At his sentencing last November, Kornak apologized for his crimes but told a judge he was "used" by the hospital's former cancer research director, Dr. James A. Holland, who was fired along with Kornak shortly after the scandal broke more than three years ago.
No one else, including Holland, has been charged in the case.
But the widows' lawsuits will enable the families to delve deeper into the scandal, which they contend was larger than Kornak.
"They gave my husband experimental chemo(therapy) after they asked him if he wanted it and he said 'No,' " Merritt said. "They gave it to him anyway. The reason he did is because Dr. Holland kept after him and after him and kept coercing him."
Sixteen months ago, the Food and Drug Administration, which unearthed the corruption during an audit of the hospital's research program, took action seeking to disqualify Holland as a clinical investigator.
In a 12-page report that has been made part of the widows' litigation, the FDA said Holland "failed to protect the rights, safety and welfare of subjects ... repeatedly or deliberately submitted false information to the sponsor and repeatedly or deliberately failed to comply with the cited regulations, which placed unnecessary risks to human subjects and jeopardized the integrity of data."
Holland and his attorneys have declined comment. He now works for a cancer hospital in Thomasville, Ga.
FDA officials did not respond to repeated requests for comment on Holland's case during the past two weeks.
Alan C. Milstein, a Philadelphia attorney representing some of the widows, said he also has had difficulty finding out the status of the FDA action pending against Holland.

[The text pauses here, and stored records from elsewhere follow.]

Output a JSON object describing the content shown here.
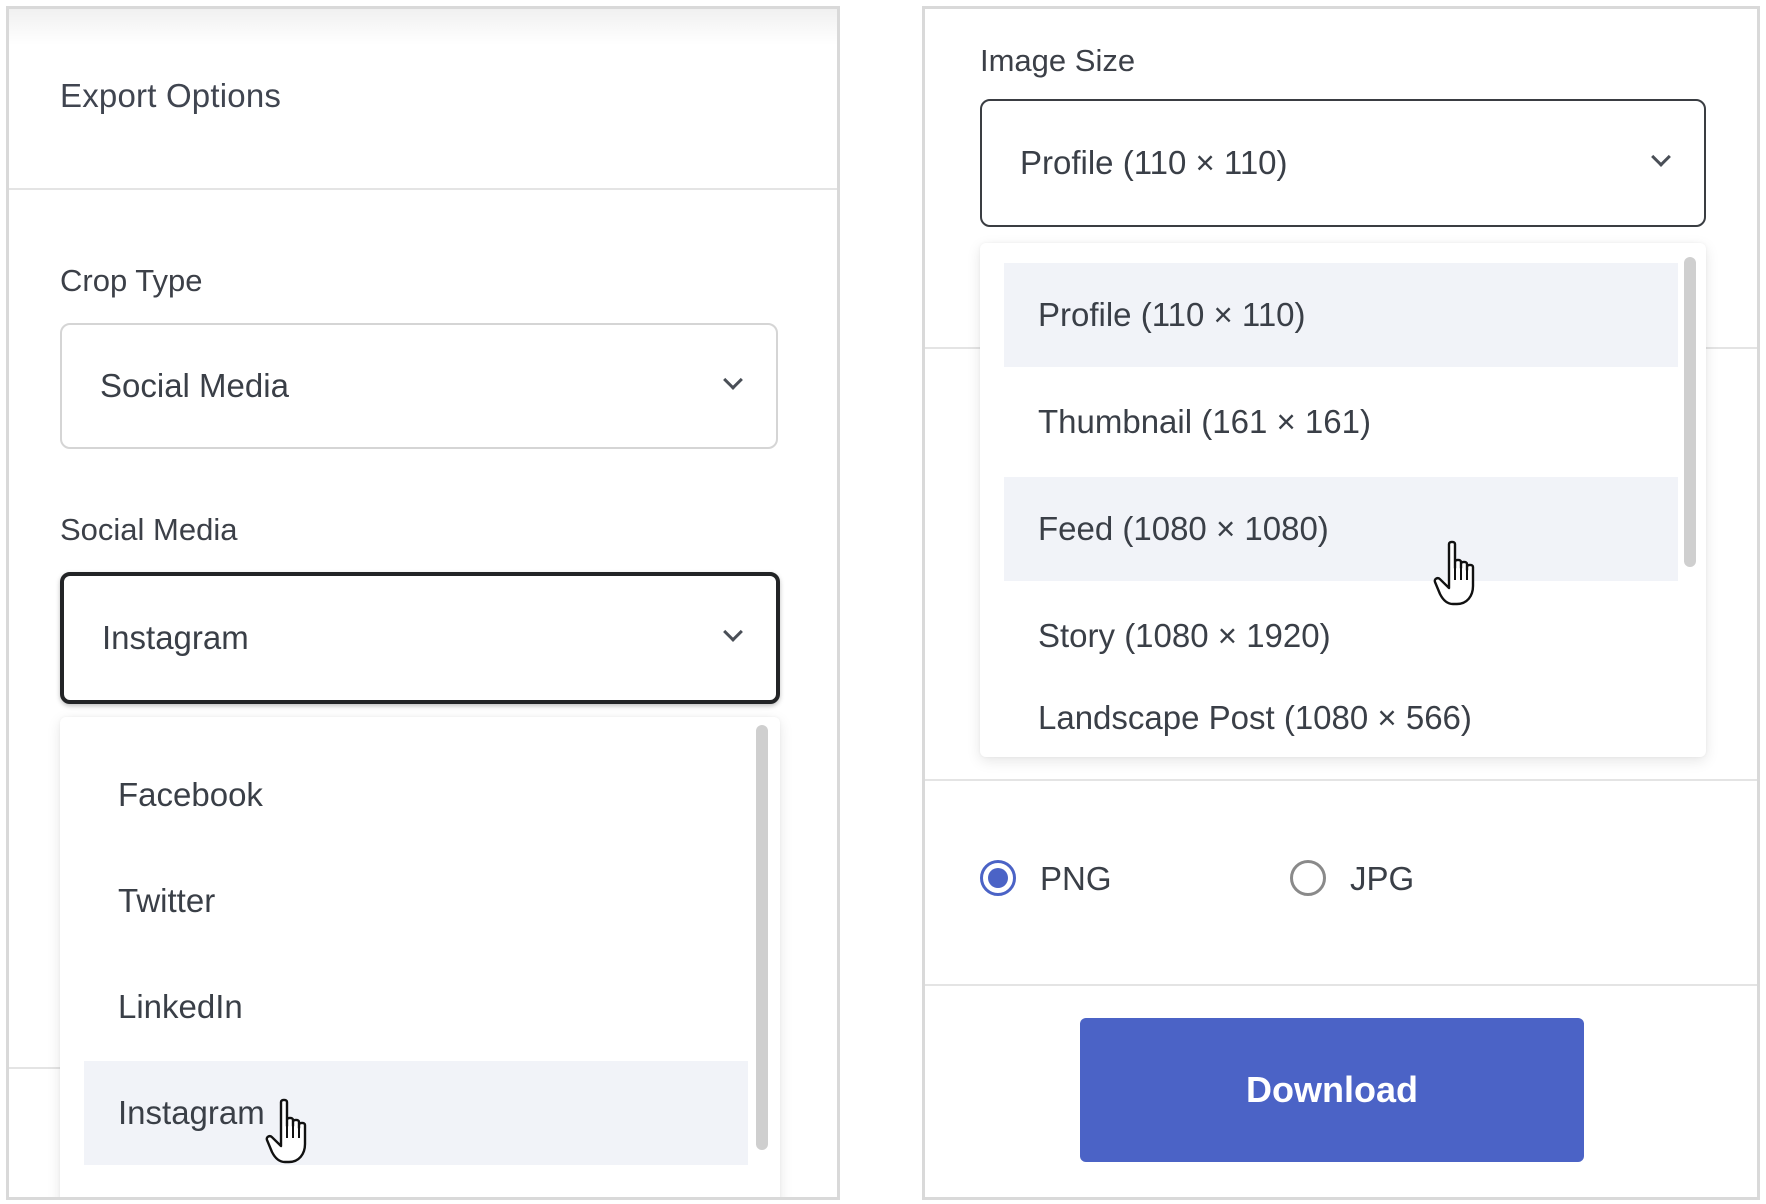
{
  "left_panel": {
    "title": "Export Options",
    "crop_type": {
      "label": "Crop Type",
      "value": "Social Media"
    },
    "social_media": {
      "label": "Social Media",
      "value": "Instagram",
      "options": [
        "Facebook",
        "Twitter",
        "LinkedIn",
        "Instagram"
      ],
      "highlighted": "Instagram"
    }
  },
  "right_panel": {
    "image_size": {
      "label": "Image Size",
      "value": "Profile (110 × 110)",
      "options": [
        "Profile (110 × 110)",
        "Thumbnail (161 × 161)",
        "Feed (1080 × 1080)",
        "Story (1080 × 1920)",
        "Landscape Post (1080 × 566)"
      ]
    },
    "format": {
      "options": [
        "PNG",
        "JPG"
      ],
      "selected": "PNG"
    },
    "download_label": "Download"
  },
  "colors": {
    "accent": "#4b63c6",
    "highlight": "#f1f3f8",
    "border": "#d9d9d9"
  },
  "icons": [
    "chevron-down-icon",
    "hand-pointer-cursor-icon",
    "radio-icon"
  ]
}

Meanwhile, a settlement conference is scheduled next month in federal court regarding the death of James J. DiGeorgio, a 71-year-old Air Force veteran from Brunswick who died at Stratton in June 2001. Attorneys for DiGeorgio's family recently filed a motion saying the case should be settled because there is no dispute that his death was caused by experimental drugs that he should never have been given.
"Our target is the VA," Milstein said. "This was an institution-wide problem that really extended beyond Albany. We're not aiming really at Holland or Kornak at this point because the VA is the one that really has to defend their actions."
Merritt and other widows said their goal now is not to have the VA pay for what went on.
"It's to make sure it doesn't happen again to some other poor guy," Merritt said.